Friedrich Gundolf

Writer

  • Born: June 20, 1880
  • Birthplace: Darmstadt, Germany
  • Died: July 12, 1931
  • Place of death: Heidelberg, Germany

Biography

Friedrich Gundolf was born Friedrich Gundelfinger in Darmstadt, Germany, on June 20, 1880, the son of Sigmund Gundelfinger, an assimilated Jew who taught mathematics at a technical high school. Educated at an elitist high school (gymnasium), the young Gundolf specialized in German literature and history at the universities of Munich, Heidelberg, and Berlin. After meeting poet Stefan George in 1899, he became actively affiliated with George’s circle of influential supporters who believed that an intellectual aristocracy might rejuvenate German culture.

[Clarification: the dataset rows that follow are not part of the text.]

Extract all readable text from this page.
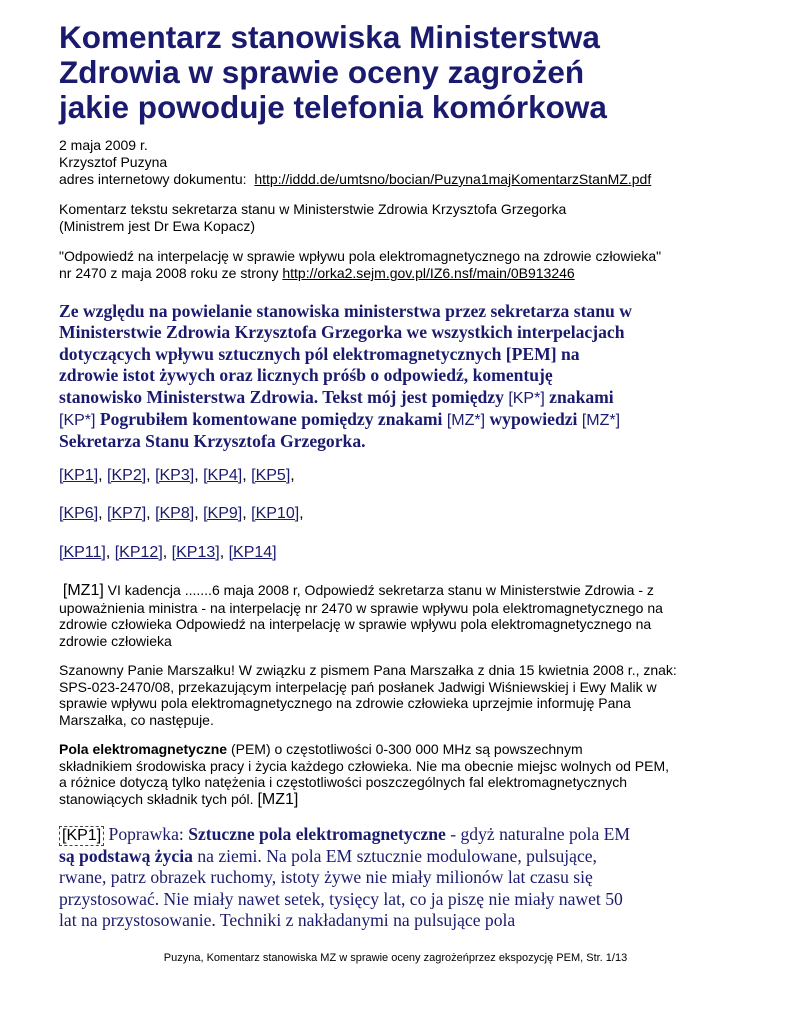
Komentarz stanowiska Ministerstwa
Zdrowia w sprawie oceny zagrożeń
jakie powoduje telefonia komórkowa
2 maja 2009 r.
Krzysztof Puzyna
adres internetowy dokumentu: http://iddd.de/umtsno/bocian/Puzyna1majKomentarzStanMZ.pdf
Komentarz tekstu sekretarza stanu w Ministerstwie Zdrowia Krzysztofa Grzegorka
(Ministrem jest Dr Ewa Kopacz)
"Odpowiedź na interpelację w sprawie wpływu pola elektromagnetycznego na zdrowie człowieka"
nr 2470 z maja 2008 roku ze strony http://orka2.sejm.gov.pl/IZ6.nsf/main/0B913246
Ze względu na powielanie stanowiska ministerstwa przez sekretarza stanu w
Ministerstwie Zdrowia Krzysztofa Grzegorka we wszystkich interpelacjach
dotyczących wpływu sztucznych pól elektromagnetycznych [PEM] na
zdrowie istot żywych oraz licznych próśb o odpowiedź, komentuję
stanowisko Ministerstwa Zdrowia. Tekst mój jest pomiędzy [KP*] znakami
[KP*] Pogrubiłem komentowane pomiędzy znakami [MZ*] wypowiedzi [MZ*]
Sekretarza Stanu Krzysztofa Grzegorka.
[KP1], [KP2], [KP3], [KP4], [KP5],
[KP6], [KP7], [KP8], [KP9], [KP10],
[KP11], [KP12], [KP13], [KP14]
[MZ1] VI kadencja .......6 maja 2008 r, Odpowiedź sekretarza stanu w Ministerstwie Zdrowia - z
upoważnienia ministra - na interpelację nr 2470 w sprawie wpływu pola elektromagnetycznego na
zdrowie człowieka Odpowiedź na interpelację w sprawie wpływu pola elektromagnetycznego na
zdrowie człowieka
Szanowny Panie Marszałku! W związku z pismem Pana Marszałka z dnia 15 kwietnia 2008 r., znak:
SPS-023-2470/08, przekazującym interpelację pań posłanek Jadwigi Wiśniewskiej i Ewy Malik w
sprawie wpływu pola elektromagnetycznego na zdrowie człowieka uprzejmie informuję Pana
Marszałka, co następuje.
Pola elektromagnetyczne (PEM) o częstotliwości 0-300 000 MHz są powszechnym
składnikiem środowiska pracy i życia każdego człowieka. Nie ma obecnie miejsc wolnych od PEM,
a różnice dotyczą tylko natężenia i częstotliwości poszczególnych fal elektromagnetycznych
stanowiących składnik tych pól. [MZ1]
[KP1] Poprawka: Sztuczne pola elektromagnetyczne - gdyż naturalne pola EM
są podstawą życia na ziemi. Na pola EM sztucznie modulowane, pulsujące,
rwane, patrz obrazek ruchomy, istoty żywe nie miały milionów lat czasu się
przystosować. Nie miały nawet setek, tysięcy lat, co ja piszę nie miały nawet 50
lat na przystosowanie. Techniki z nakładanymi na pulsujące pola
Puzyna, Komentarz stanowiska MZ w sprawie oceny zagrożeńprzez ekspozycję PEM, Str. 1/13
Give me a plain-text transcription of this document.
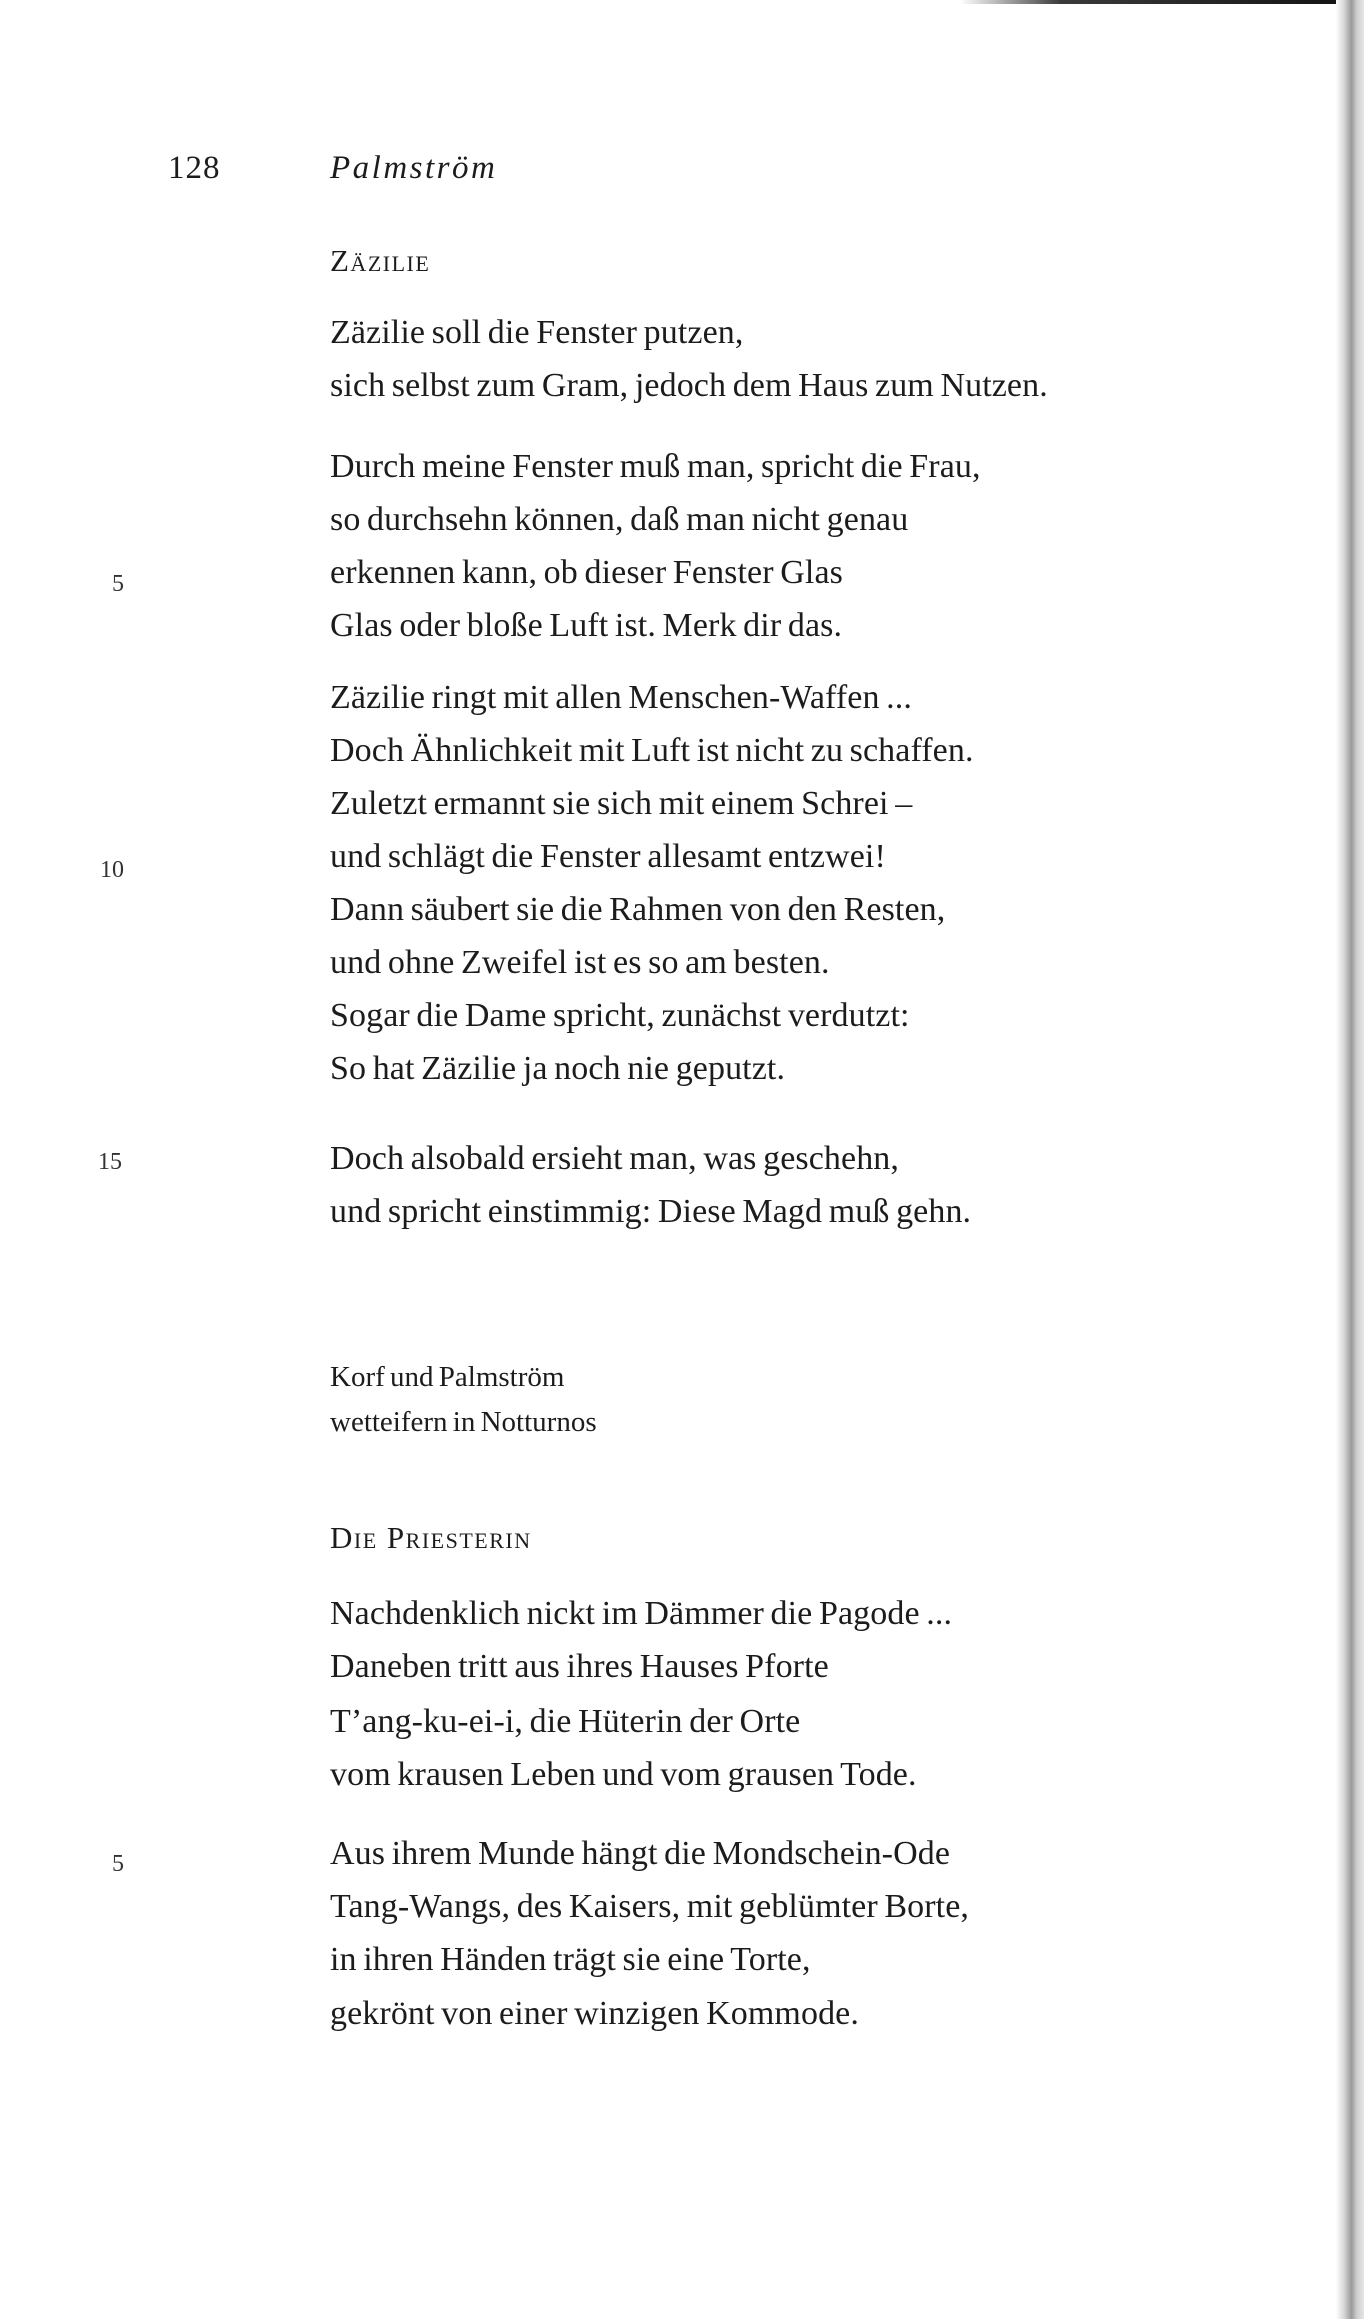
128	Palmström
Zäzilie
Zäzilie soll die Fenster putzen,
sich selbst zum Gram, jedoch dem Haus zum Nutzen.
Durch meine Fenster muß man, spricht die Frau,
so durchsehn können, daß man nicht genau
erkennen kann, ob dieser Fenster Glas
Glas oder bloße Luft ist. Merk dir das.
5
Zäzilie ringt mit allen Menschen-Waffen ...
Doch Ähnlichkeit mit Luft ist nicht zu schaffen.
Zuletzt ermannt sie sich mit einem Schrei –
und schlägt die Fenster allesamt entzwei!
Dann säubert sie die Rahmen von den Resten,
und ohne Zweifel ist es so am besten.
Sogar die Dame spricht, zunächst verdutzt:
So hat Zäzilie ja noch nie geputzt.
10
Doch alsobald ersieht man, was geschehn,
und spricht einstimmig: Diese Magd muß gehn.
15
Korf und Palmström
wetteifern in Notturnos
Die Priesterin
Nachdenklich nickt im Dämmer die Pagode ...
Daneben tritt aus ihres Hauses Pforte
T’ang-ku-ei-i, die Hüterin der Orte
vom krausen Leben und vom grausen Tode.
Aus ihrem Munde hängt die Mondschein-Ode
Tang-Wangs, des Kaisers, mit geblümter Borte,
in ihren Händen trägt sie eine Torte,
gekrönt von einer winzigen Kommode.
5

In 1911, Gundolf became an instructor of German literature at Heidelberg, where he would continue to teach for the remainder of his life. During World War I, from 1916 to 1918, he served in the reserve army and gave lectures on literary topics to soldiers in France and Belgium. In 1920, the university promoted him to the rank of full professor and later named him dean of the faculty of philosophy. In 1926 he married Elisabeth Salomon.

Gundolf was widely recognized as an eminent scholar and a prolific writer. After publishing an influential book on William Shakespeare’s influence on the German spirit in 1911, he wrote literary biographies of Johann Wolfgang von Goethe, Heinrich von Kleist, and Stefan George, all of which became well known to German students of literature and intellectual history. Only one of his books was translated into English, Caesar Geschichte seines Ruhms (1922, The Mantle of Caesar, 1928), which was an account of the changing images of Caesar in the West.

Like other members of the Stefan George circle, Gundolf espoused a perspective called “monumental history,” borrowed from philosopher Friedrich Nietzsche, which celebrated the great ideas and achievements of the leading lights of the past. As a Jew, Gundolf was naturally an enemy of the Nazi movement (even though Joseph Goebbels was once his student), and he was also involved in controversies with Marxists and left-wing thinkers, especially those of the Frankfurt school. Gundolf died from cancer on July 12, 1931. He left behind several unfinished manuscripts, some of which were published posthumously by his widow. When the Nazis came to power in 1933, they proscribed his works.

During the first third of the twentieth century, Gundolf was one of the most prominent of the writers within the prevailing mode of literary analysis called geistesgeschichte (imperfectly translated as spiritual or intellectual history), which examined great thinkers and their ideas within their historical contexts. While all of his writings were highly respected, his work on Goethe was considered particularly outstanding. The fragments of his unfinished work on the theories and methods of historiography attracted considerable attention after his death.